Black holes are so weird and so mysterious, it's possible we're never going to unravel all their puzzles. But this new one is pretty fantastic - the first evidence that supermassive black holes at galactic cores actively shape their environments, something suspected but never before confirmed.
Not just that, but they way they do so - by generating powerful winds that blow far and wide - influences where new stars form. This means the influence exerted by black holes reaches much farther than expected, right into the far reaches of their galaxies.
That supermassive black holes blow powerful winds into the space around them is well known. There may be no air in space, but there is plasma, gas and other matter in the interstellar medium.
Previous studies have concluded that these winds, which are powerful enough to spread throughout entire galaxies, can suppress the formation of new stars across the region.
This new study marks the first time this phenomenon has been observed.
"Supermassive black holes are captivating," said astrophysicist Shelley Wright from the University of California, San Diego.
"Understanding why and how galaxies are affected by their supermassive black holes is an outstanding puzzle in their formation."
The black hole in question is visible as part of a quasar, in host galaxy 3C 298 some 9.3 billion light-years away.
This means the phenomena we're detecting happened quite early in the history of the Universe, which is around 13.8 billion years old.
The black hole itself can't be seen, since no light escapes it, but it's in the centre of a large accretion disc of dust and gas that is swirling around the black hole at tremendous speeds.
This generates friction and heat, which gives off immense light. In fact, quasars are some of the brightest objects in our universe.
In the image above, the green colours highlight the energetic gas across the galaxy that is being illuminated by the quasar, while the blue colour represents powerful winds blowing throughout the galaxy.

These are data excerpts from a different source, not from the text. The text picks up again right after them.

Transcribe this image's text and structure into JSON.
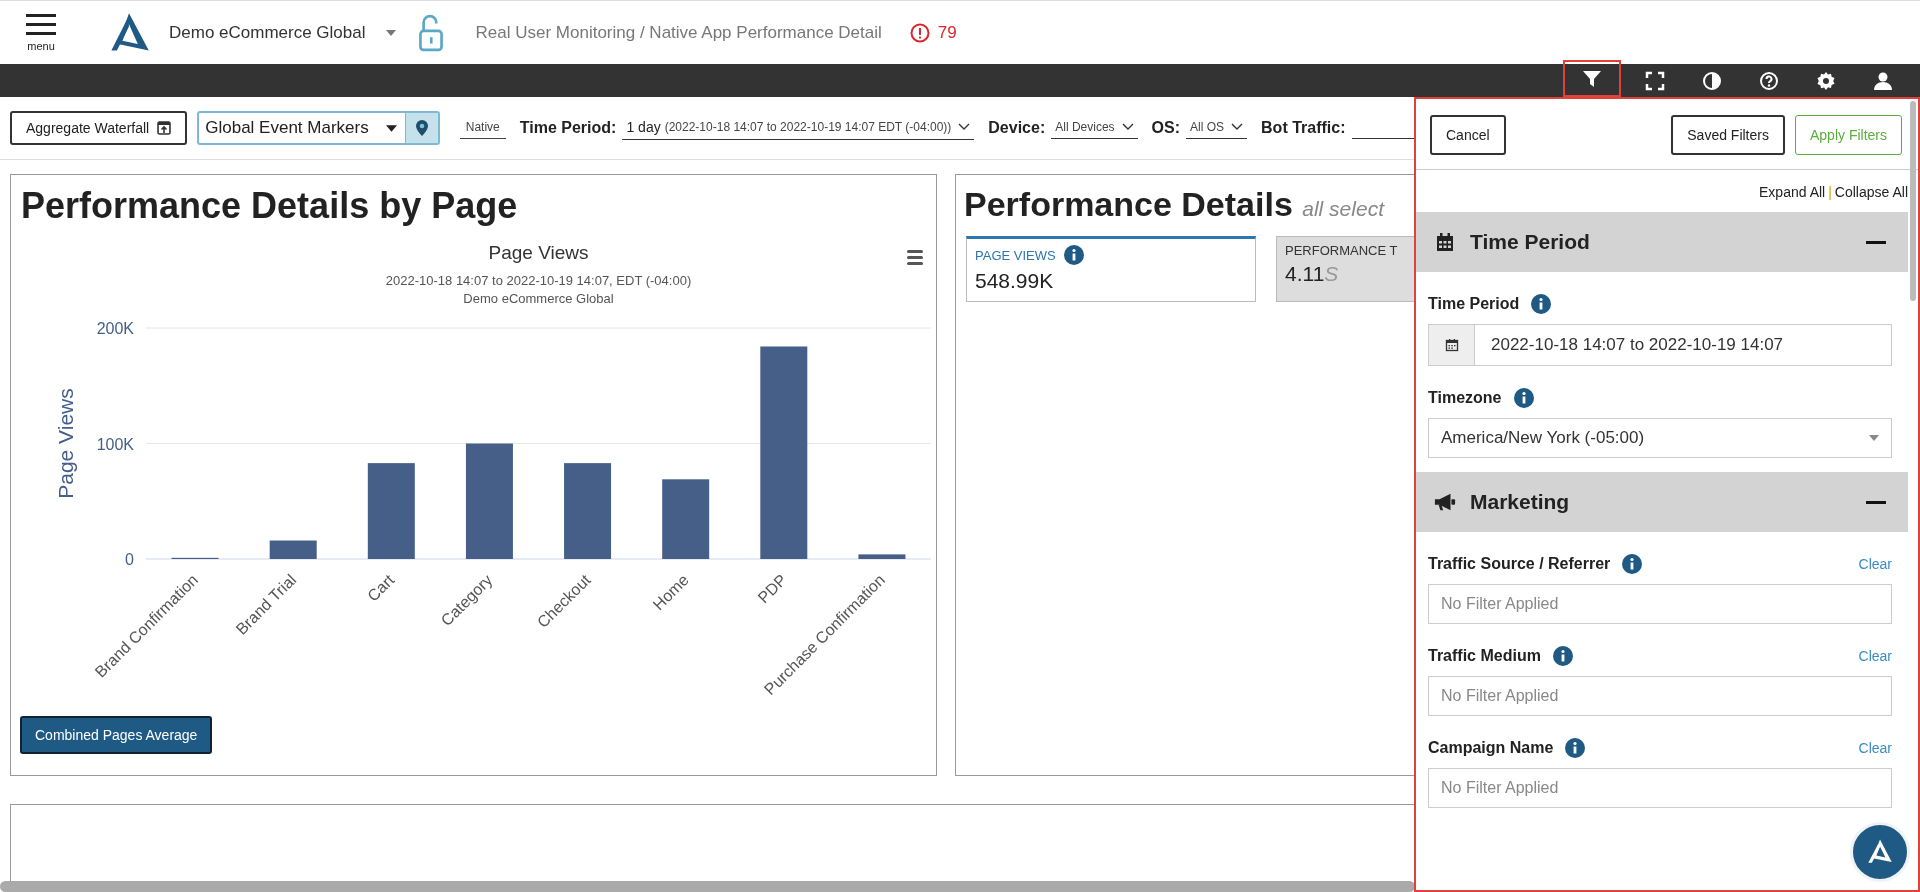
{
  "header": {
    "menu_label": "menu",
    "account": "Demo eCommerce Global",
    "breadcrumb": "Real User Monitoring / Native App Performance Detail",
    "alert_count": "79"
  },
  "toolbar_icons": [
    {
      "kind": "filter",
      "selected": true
    },
    {
      "kind": "fullscreen",
      "selected": false
    },
    {
      "kind": "contrast",
      "selected": false
    },
    {
      "kind": "help",
      "selected": false
    },
    {
      "kind": "settings",
      "selected": false
    },
    {
      "kind": "user",
      "selected": false
    }
  ],
  "controls": {
    "waterfall_button": "Aggregate Waterfall",
    "markers_select": "Global Event Markers",
    "native_tag": "Native",
    "filters": [
      {
        "label": "Time Period:",
        "value": "1 day",
        "detail": "(2022-10-18 14:07 to 2022-10-19 14:07 EDT (-04:00))"
      },
      {
        "label": "Device:",
        "value": "All Devices"
      },
      {
        "label": "OS:",
        "value": "All OS"
      },
      {
        "label": "Bot Traffic:"
      }
    ]
  },
  "page_card": {
    "title": "Performance Details by Page",
    "chart_subtitle": [
      "2022-10-18 14:07 to 2022-10-19 14:07, EDT (-04:00)",
      "Demo eCommerce Global"
    ],
    "button": "Combined Pages Average",
    "chart_data": {
      "type": "bar",
      "title": "Page Views",
      "ylabel": "Page Views",
      "categories": [
        "Brand Confirmation",
        "Brand Trial",
        "Cart",
        "Category",
        "Checkout",
        "Home",
        "PDP",
        "Purchase Confirmation"
      ],
      "series": [
        {
          "color": "#455f88",
          "values": [
            1000,
            16000,
            83000,
            100000,
            83000,
            69000,
            184000,
            4000
          ]
        }
      ],
      "ylim": [
        0,
        200000
      ],
      "yticks": [
        {
          "value": 0,
          "label": "0"
        },
        {
          "value": 100000,
          "label": "100K"
        },
        {
          "value": 200000,
          "label": "200K"
        }
      ]
    }
  },
  "details_card": {
    "title": "Performance Details",
    "subtitle": "all select",
    "metrics": [
      {
        "label": "PAGE VIEWS",
        "value": "548.99K",
        "selected": true,
        "info": true
      },
      {
        "label": "PERFORMANCE T",
        "value": "4.11",
        "unit": "S",
        "selected": false,
        "info": false
      }
    ]
  },
  "filter_panel": {
    "cancel": "Cancel",
    "saved": "Saved Filters",
    "apply": "Apply Filters",
    "expand_all": "Expand All",
    "separator": "|",
    "collapse_all": "Collapse All",
    "sections": [
      {
        "kind": "calendar",
        "title": "Time Period",
        "expanded": true,
        "fields": [
          {
            "kind": "date",
            "label": "Time Period",
            "value": "2022-10-18 14:07 to 2022-10-19 14:07"
          },
          {
            "kind": "select",
            "label": "Timezone",
            "value": "America/New York (-05:00)"
          }
        ]
      },
      {
        "kind": "megaphone",
        "title": "Marketing",
        "expanded": true,
        "fields": [
          {
            "kind": "text",
            "label": "Traffic Source / Referrer",
            "placeholder": "No Filter Applied",
            "clear": "Clear"
          },
          {
            "kind": "text",
            "label": "Traffic Medium",
            "placeholder": "No Filter Applied",
            "clear": "Clear"
          },
          {
            "kind": "text",
            "label": "Campaign Name",
            "placeholder": "No Filter Applied",
            "clear": "Clear"
          }
        ]
      }
    ]
  }
}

The supermassive black hole itself is in that orange-bordered bright circle slightly below the middle of the image.
The quasar stage of a galaxy's life is usually the early, very active stage, before the black hole settles down into a more conventional adulthood, having consumed all the nearby matter.
Most of the galaxies nearby to the Milky Way today show a correlation between the size of the supermassive black hole at the centre and the size of the galaxy. But 3C 298 is disproportionate.
Using data from the Keck Observatory's infrared spectrograph OSIRIS and the Atacama Large Millimeter/submillimeter Array, the research team found that it has 100 times less mass than expected, given the size of its black hole.
Putting together the pieces of the puzzle, this indicates that the black hole was formed and established well before the galaxy coalesced around it.
They also observed quasar-driven winds changing the density of molecular gas, lessening it considerably - clouds of which are vital to stellar formation. This means that the quasar was limiting star formation.
The findings are the first results from a survey on distant quasars, and the effect they have on galactic growth and star formation. But even though it gave up magnificent evidence of a long-suspected mechanism, there's still work to be done.
For example, it's still unclear whether quasar galaxies can be included in the scaling models used for nearby galaxies.
It's also unclear how stellar formation can occur, since the quasar's winds have removed most of the necessary gas from the galaxy. The team proposes that a galactic merger, or gas from the intergalactic medium, will bring the galaxy up to the mass expected for the size of its black hole.
"The most enjoyable part of researching this galaxy has been putting together all the data from different wavelengths and techniques," said one of the team, astronomer Andrey Vayner.
"Each new dataset that we obtained on this galaxy answered one question and helped us put some of the pieces of the puzzle together.
"However, at the same time, it created new questions about the nature of galaxy and supermassive black hole formation."
The team's research has been published in The Astrophysical Journal.